Em 2024, os cheiros de comida, especialmente sobremesas e frutas, invadiram as prateleiras dos cosméticos. Parcerias entre marcas de beleza e de balas, por exemplo, Carmed e Fini, e O Boticário e Bubbaloo, fizeram sucesso nas redes sociais, especialmente no TikTok, por despertarem memórias afetivas, como comer um doce famoso na infância.
O uso de notas que se assemelham ao cheiro de comida se tornou viral a ponto de O Boticário entrar para o Guinness World Records, em agosto deste ano, com o maior unboxing simultâneo (ato de desembalar um produto) do mundo no lançamento de uma linha de produtos inspirada no cheiro de melancia. Anteriormente, em maio, o estoque de uma edição limitada de um dos produtos da linha esgotou em 57 horas. A expectativa era que durasse 14 dias.
A tendência do uso de fragrâncias que evocam aromas de comida leva o nome de gourmand, em referência à palavra francesa gourmandise, que significa gula. As notas olfativas que compõem essas fragrâncias são chamadas de comestíveis e são inspiradas em alimentos como chocolate, caramelo e doce de leite, explica a professora Patrícia Maria Berardo Gonçalves Maia Campos da Faculdade de Ciências Farmacêuticas de Ribeirão Preto (FCFRP) da USP. “Essa tendência abraça o cheiro e até a aparência e textura de alimentos em produtos para os cuidados pessoais. Nesse contexto, ganham espaço as fragrâncias que nos remetem a frutas, sobremesas e até os gummies.”
A professora, que coordena o Núcleo de Estudos Avançados em Tecnologia de Cosméticos (Neatec), conta que o primeiro lançamento dessa família olfativa foi o perfume Angel, da marca Mugler, em 1992. O produto apresentou uma mistura de notas da planta patchouli, do doce de amêndoas chamado praliné, e de frutas vermelhas. “Esses aromas criam uma atmosfera aconchegante e calorosa, muitas vezes despertando memórias de momentos agradáveis ligados à comida. Assim, são composições que criam uma espécie de formigueiro nas papilas gustativas, que ficam ao lado das narinas, confirmando que o sabor é, de fato, uma combinação entre o paladar e o olfato”, afirma Patrícia.
Composição das fragrâncias
A formação das fragrâncias é feita por perfumistas através da combinação de diferentes óleos essenciais e compostos aromáticos. Essa composição é chamada de pirâmide olfativa, forma de classificar as notas olfativas, que compõem uma fragrância e ajuda a entender as fases sensoriais de um cosmético, ou seja, revela quais sensações pretende-se transmitir a partir do momento em que ele é aplicado até que o cheiro suma completamente. “Em geral, utiliza-se uma pirâmide olfativa que classifica as notas em três categorias. Notas de topo ou de cabeça, que são as primeiras percebidas, notas de corpo ou de coração, que são as principais, que representam a identidade do perfume, e notas de fundo, que são a memória da fragrância, aquelas que persistem por mais tempo”, diz a professora.
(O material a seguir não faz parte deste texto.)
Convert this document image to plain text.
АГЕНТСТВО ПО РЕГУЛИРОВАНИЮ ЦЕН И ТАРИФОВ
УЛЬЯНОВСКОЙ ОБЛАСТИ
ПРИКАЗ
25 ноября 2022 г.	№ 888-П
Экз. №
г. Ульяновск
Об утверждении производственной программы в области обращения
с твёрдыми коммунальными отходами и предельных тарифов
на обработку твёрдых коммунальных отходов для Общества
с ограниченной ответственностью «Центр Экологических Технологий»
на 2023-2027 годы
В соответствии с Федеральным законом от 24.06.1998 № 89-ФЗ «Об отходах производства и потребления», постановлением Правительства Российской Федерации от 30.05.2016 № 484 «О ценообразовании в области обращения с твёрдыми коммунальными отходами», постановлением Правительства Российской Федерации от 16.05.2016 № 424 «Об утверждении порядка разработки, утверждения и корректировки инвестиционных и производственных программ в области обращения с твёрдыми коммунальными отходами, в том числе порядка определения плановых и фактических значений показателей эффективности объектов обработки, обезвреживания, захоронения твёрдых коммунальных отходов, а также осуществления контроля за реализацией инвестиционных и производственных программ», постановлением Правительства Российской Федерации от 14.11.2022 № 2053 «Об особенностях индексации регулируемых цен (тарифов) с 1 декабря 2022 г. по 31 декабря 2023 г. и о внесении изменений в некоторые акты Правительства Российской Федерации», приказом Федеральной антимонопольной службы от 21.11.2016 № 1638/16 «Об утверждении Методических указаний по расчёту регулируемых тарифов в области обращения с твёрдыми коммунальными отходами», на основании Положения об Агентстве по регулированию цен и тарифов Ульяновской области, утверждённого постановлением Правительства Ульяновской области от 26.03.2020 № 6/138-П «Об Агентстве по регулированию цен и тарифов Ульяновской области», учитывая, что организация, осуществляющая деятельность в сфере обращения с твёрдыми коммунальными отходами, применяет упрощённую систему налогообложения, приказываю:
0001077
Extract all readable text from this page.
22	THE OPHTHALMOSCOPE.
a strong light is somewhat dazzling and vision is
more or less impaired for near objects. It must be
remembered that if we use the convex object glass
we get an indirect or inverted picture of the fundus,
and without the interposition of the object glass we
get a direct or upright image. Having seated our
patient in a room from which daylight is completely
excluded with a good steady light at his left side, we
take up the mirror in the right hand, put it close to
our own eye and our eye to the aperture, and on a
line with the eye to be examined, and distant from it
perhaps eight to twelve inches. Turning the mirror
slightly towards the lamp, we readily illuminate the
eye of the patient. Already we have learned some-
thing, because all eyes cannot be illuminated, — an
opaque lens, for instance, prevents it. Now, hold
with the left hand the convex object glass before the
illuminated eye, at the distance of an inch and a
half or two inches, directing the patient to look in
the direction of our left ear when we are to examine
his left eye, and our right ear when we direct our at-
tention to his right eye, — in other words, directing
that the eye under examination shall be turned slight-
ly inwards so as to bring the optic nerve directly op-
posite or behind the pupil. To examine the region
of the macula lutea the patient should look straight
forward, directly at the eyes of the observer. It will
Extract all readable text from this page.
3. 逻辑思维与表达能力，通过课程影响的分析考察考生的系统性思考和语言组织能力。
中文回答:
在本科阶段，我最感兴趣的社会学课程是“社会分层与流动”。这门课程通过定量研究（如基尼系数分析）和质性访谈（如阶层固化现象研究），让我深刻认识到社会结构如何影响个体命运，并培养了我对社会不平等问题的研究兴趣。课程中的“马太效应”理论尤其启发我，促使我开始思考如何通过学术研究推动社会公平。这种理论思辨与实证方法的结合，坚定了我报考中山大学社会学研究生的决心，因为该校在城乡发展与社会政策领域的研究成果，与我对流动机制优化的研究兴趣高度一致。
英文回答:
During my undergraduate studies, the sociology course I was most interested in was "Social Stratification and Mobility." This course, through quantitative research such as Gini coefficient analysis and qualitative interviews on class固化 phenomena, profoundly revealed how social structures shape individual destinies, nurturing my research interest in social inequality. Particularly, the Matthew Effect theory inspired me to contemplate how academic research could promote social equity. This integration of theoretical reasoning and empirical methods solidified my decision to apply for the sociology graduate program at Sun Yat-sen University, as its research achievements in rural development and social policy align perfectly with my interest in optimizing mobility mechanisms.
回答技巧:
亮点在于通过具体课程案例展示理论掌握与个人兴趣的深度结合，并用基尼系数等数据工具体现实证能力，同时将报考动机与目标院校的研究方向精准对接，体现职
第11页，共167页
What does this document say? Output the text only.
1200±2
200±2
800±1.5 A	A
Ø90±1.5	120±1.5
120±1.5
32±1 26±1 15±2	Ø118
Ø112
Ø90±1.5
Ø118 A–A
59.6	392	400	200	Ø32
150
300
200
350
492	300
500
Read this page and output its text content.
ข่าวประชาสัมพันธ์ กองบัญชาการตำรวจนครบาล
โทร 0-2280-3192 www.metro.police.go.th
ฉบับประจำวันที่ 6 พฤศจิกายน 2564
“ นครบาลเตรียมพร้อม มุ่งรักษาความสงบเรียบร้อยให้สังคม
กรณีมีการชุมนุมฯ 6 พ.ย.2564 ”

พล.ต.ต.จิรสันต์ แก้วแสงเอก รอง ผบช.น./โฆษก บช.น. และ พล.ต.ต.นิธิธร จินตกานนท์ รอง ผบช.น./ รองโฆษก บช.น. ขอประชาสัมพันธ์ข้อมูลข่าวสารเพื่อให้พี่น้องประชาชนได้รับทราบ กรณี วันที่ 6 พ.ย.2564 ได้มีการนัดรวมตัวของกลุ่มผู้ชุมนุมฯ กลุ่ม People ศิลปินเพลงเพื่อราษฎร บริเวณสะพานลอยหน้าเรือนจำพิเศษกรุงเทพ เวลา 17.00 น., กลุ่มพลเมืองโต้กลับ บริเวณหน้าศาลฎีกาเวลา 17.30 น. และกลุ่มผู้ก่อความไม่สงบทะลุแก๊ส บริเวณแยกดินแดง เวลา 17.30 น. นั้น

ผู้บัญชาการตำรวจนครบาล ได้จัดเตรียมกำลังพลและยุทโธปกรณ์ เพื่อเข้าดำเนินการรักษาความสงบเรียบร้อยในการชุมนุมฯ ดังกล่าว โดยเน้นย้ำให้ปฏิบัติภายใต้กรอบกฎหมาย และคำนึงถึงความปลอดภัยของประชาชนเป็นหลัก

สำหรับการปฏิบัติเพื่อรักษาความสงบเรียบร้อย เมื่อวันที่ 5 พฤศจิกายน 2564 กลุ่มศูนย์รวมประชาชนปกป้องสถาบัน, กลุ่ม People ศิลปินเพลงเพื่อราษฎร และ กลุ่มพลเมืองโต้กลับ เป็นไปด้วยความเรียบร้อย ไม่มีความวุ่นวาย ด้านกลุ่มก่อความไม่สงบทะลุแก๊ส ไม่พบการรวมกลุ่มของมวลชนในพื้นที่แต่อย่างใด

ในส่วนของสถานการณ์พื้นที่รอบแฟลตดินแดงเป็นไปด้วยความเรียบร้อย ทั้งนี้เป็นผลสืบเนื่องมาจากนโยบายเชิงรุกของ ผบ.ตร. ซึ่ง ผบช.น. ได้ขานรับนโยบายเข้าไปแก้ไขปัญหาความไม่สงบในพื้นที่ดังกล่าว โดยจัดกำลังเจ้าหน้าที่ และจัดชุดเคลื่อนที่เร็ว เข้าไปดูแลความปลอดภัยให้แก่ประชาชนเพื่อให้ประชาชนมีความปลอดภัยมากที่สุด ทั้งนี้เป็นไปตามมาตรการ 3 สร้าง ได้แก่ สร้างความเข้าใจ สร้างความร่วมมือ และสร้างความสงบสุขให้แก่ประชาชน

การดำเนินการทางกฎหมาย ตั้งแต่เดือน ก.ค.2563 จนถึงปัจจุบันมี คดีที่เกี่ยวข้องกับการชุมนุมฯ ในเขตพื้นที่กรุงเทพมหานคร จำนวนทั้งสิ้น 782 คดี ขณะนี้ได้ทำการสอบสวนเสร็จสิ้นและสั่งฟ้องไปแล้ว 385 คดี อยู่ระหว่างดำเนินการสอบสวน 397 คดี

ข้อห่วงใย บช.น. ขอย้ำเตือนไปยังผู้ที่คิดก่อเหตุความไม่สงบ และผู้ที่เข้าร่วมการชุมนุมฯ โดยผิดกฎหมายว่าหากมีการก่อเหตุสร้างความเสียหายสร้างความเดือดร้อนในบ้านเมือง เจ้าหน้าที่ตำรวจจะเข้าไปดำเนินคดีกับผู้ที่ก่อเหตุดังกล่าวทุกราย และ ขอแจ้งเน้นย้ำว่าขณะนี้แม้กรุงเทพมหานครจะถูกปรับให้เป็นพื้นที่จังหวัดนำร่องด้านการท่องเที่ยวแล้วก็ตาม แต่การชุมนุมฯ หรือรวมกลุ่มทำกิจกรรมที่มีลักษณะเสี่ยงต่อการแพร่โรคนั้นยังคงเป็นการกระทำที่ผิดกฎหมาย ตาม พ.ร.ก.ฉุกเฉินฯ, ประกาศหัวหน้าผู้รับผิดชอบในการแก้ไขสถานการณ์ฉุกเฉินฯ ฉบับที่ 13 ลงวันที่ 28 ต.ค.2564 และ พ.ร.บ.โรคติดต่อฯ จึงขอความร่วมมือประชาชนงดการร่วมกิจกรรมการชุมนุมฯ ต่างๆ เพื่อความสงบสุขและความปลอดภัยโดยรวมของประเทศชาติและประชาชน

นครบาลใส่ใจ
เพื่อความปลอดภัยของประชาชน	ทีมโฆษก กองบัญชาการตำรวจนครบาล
Antes de serem comercializados, os cosméticos precisam passar por uma análise para garantir que sejam seguros à saúde humana. De acordo com a Agência Nacional de Vigilância Sanitária (Anvisa), os produtos cosméticos não podem apresentar risco à saúde quando utilizados em conformidade com as instruções de uso, demais medidas constantes na embalagem de venda e dentro do prazo de validade. Para garantir isso, a Anvisa realiza uma avaliação de estabilidade, segurança e eficácia. “Antes de serem comercializadas, as fragrâncias passam por avaliações toxicológicas que consideram possíveis reações alérgicas. No entanto, é importante considerar que, apesar de serem raros os casos, os consumidores podem apresentar reações alérgicas a alguns dos componentes de um cosmético, de uma fragrância, por uma suscetibilidade individual”, finaliza Patrícia.